Sep 28, 2009

13 Belgique

Marc Moulin, Sam’ Suffy, CBS, 1975.

La période de la fin des années 1960 et du début des années 1970 est sans doute l’une des phases des plus exploratoires de l’histoire de la musique moderne. C’est probablement le contexte de libéralisation et de modernisation de l’époque combiné à l’émergence de plusieurs innovations technologiques qui a ainsi poussé de nombreux musiciens à explorer de nouvelles textures musicales et à fusionner les genres. Le pianiste belge Marc Moulin est l’un de ces musiciens dont les expérimentations ont influencé le cours de l’histoire de la musique jazz et électronique, en plus d’inspirer de nombreux groupes et musiciens contemporains tels que Air, Stereolab, DJ Shadow et autres.

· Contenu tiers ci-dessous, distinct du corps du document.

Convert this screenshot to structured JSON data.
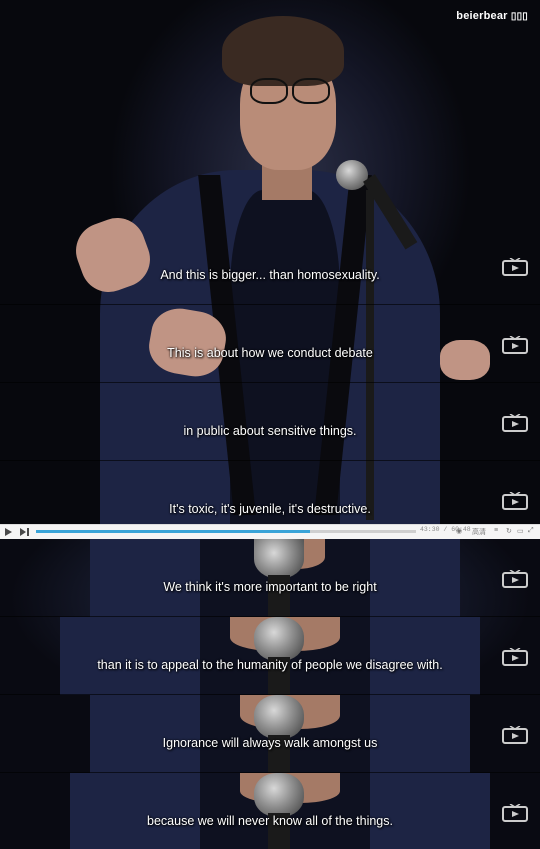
{
  "watermark": {
    "text": "beierbear",
    "logo": "bilibili-logo"
  },
  "subtitles_top": [
    "And this is bigger... than homosexuality.",
    "This is about how we conduct debate",
    "in public about sensitive things.",
    "It's toxic, it's juvenile, it's destructive."
  ],
  "subtitles_bottom": [
    "We think it's more important to be right",
    "than it is to appeal to the humanity of people we disagree with.",
    "Ignorance will always walk amongst us",
    "because we will never know all of the things."
  ],
  "player": {
    "time": "43:30 / 60:48",
    "progress": 0.72,
    "quality_label": "高清",
    "icons": [
      "play-icon",
      "next-icon",
      "danmaku-icon",
      "quality-icon",
      "settings-icon",
      "fullscreen-icon"
    ]
  },
  "colors": {
    "progress": "#3aa4d8",
    "jacket": "#1d2444",
    "background": "#0b0c14"
  }
}
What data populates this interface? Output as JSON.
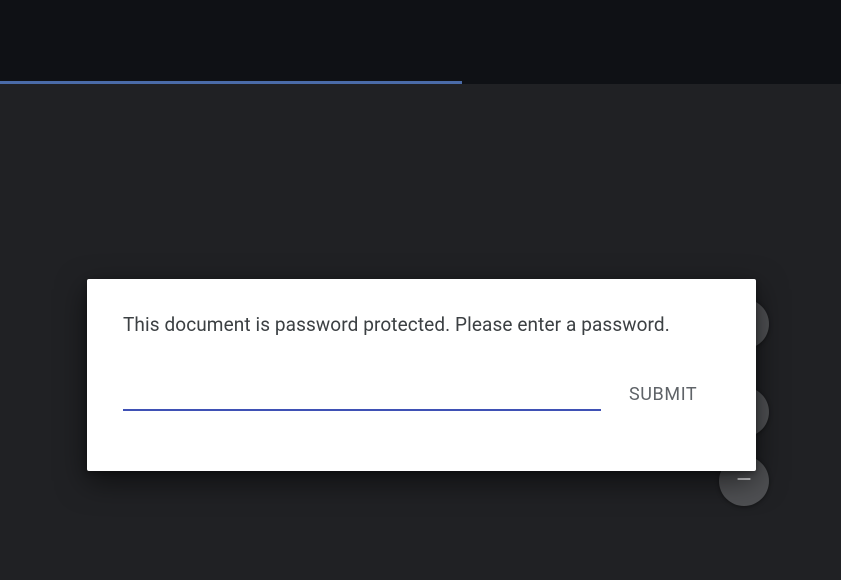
{
  "dialog": {
    "message": "This document is password protected. Please enter a password.",
    "submit_label": "SUBMIT",
    "password_value": ""
  },
  "controls": {
    "fit_icon": "fit-to-page-icon",
    "zoom_in_icon": "plus-icon",
    "zoom_out_icon": "minus-icon"
  }
}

En 1969, Marc Moulin forme, avec le guitariste Philip Catherine, le groupe Placebo. Pionnier dans le genre de l’acid jazz, Placebo était en quelque sorte un collectif des musiciens de l’avant-garde belge de l’époque. Fusionnant des structures musicales et des arrangements hérités du funk, du jazz et du rock, ils créent une musique très cinématographique, rappelant parfois les bandes sonores de films de Serge Gainsbourg et Michel Colombier, où le côté exploratoire se manifeste principalement par l’utilisation de claviers et autres nouvelles machineries électroniques. Entre 1971 et 1974, le groupe enregistre trois très bons disques, dont certaines des pièces comme Balek et Humpty Dumty sont devenues des morceaux cultes de l’acid jazz.

Placebo – Humpty Dumpty



En 1975, moins d’une année après la séparation de Placebo, Marc Moulin enregistre le long jeu Sam’ Suffy. Ce disque, qui est la suite logique de ceux de Placebo est toutefois plus minimal et expérimental. L’univers de Sam’ Suffy, parce qu’il en est tout un, prend forme autour du trio composé de Marc Moulin (piano/claviers), de Richard Rousselet (trompette) et de Bruno Castelluci (batterie). Cette formation réduite est beaucoup moins rigide que celle de Placebo et laisse place davantage à l’expérimentation. Les musiciens explorent ainsi tant par l’utilisation de nouveaux instruments, telle qu’une basse électrique à fréquences modulables que par la transgression des structures habituelles de la musique jazz. La quasi moitié du court disque est d’ailleurs consacrée à une suite ambiante de quatre chapitres (Tohubohu) où les musiciens imitent des sons d’animaux de la jungle à l’aide de leurs instruments. Les autres pièces sont plus ‘mélodiques’ et ‘conventionnelles’, mais comme Marc Moulin ne fait pas les choses à moitié, elles ont toutes un titre qui réfère aux différents styles musicaux ayant influencé le trio : Le Saule (soul), La Blouse (Blues), Le Beau Galop (Boogaloo) et La Bougie (Boogie).

Marc Moulin – Le Saule



Suite à la parution de Sam’ Suffy, Marc Moulin enregistra 5 disques de disco-pop-électronique avec la formation Telex, quelques disques solos, ou il retourne à un jazz plus traditionnel, en plus de produire et enregistrer de nombreux disques pour d’autres artistes, dont quelques-uns pour la chanteuse pop belge Lio. Il mena également une carrière de journaliste, jusqu’à sa mort en 2008. Pendant l’ensemble de sa carrière Marc Moulin a le mérite d’être toujours demeuré à l’avant-garde et de participer à établir les bases pour de nombreux styles musicaux à venir. Malheureusement, la disponibilité des albums de Marc Moulin est toujours déficiente. Malgré le fait que Sam Suffy soit réédité de manière décente en cd par Blue Note, les trois disques de Placebo sont toujours non disponibles. Il existe bien des versions vinyle ultra limitées, mais il vous faudra débourser plus de 50 Euros pour en obtenir une copie ; ce qui me paraît légèrement exagéré.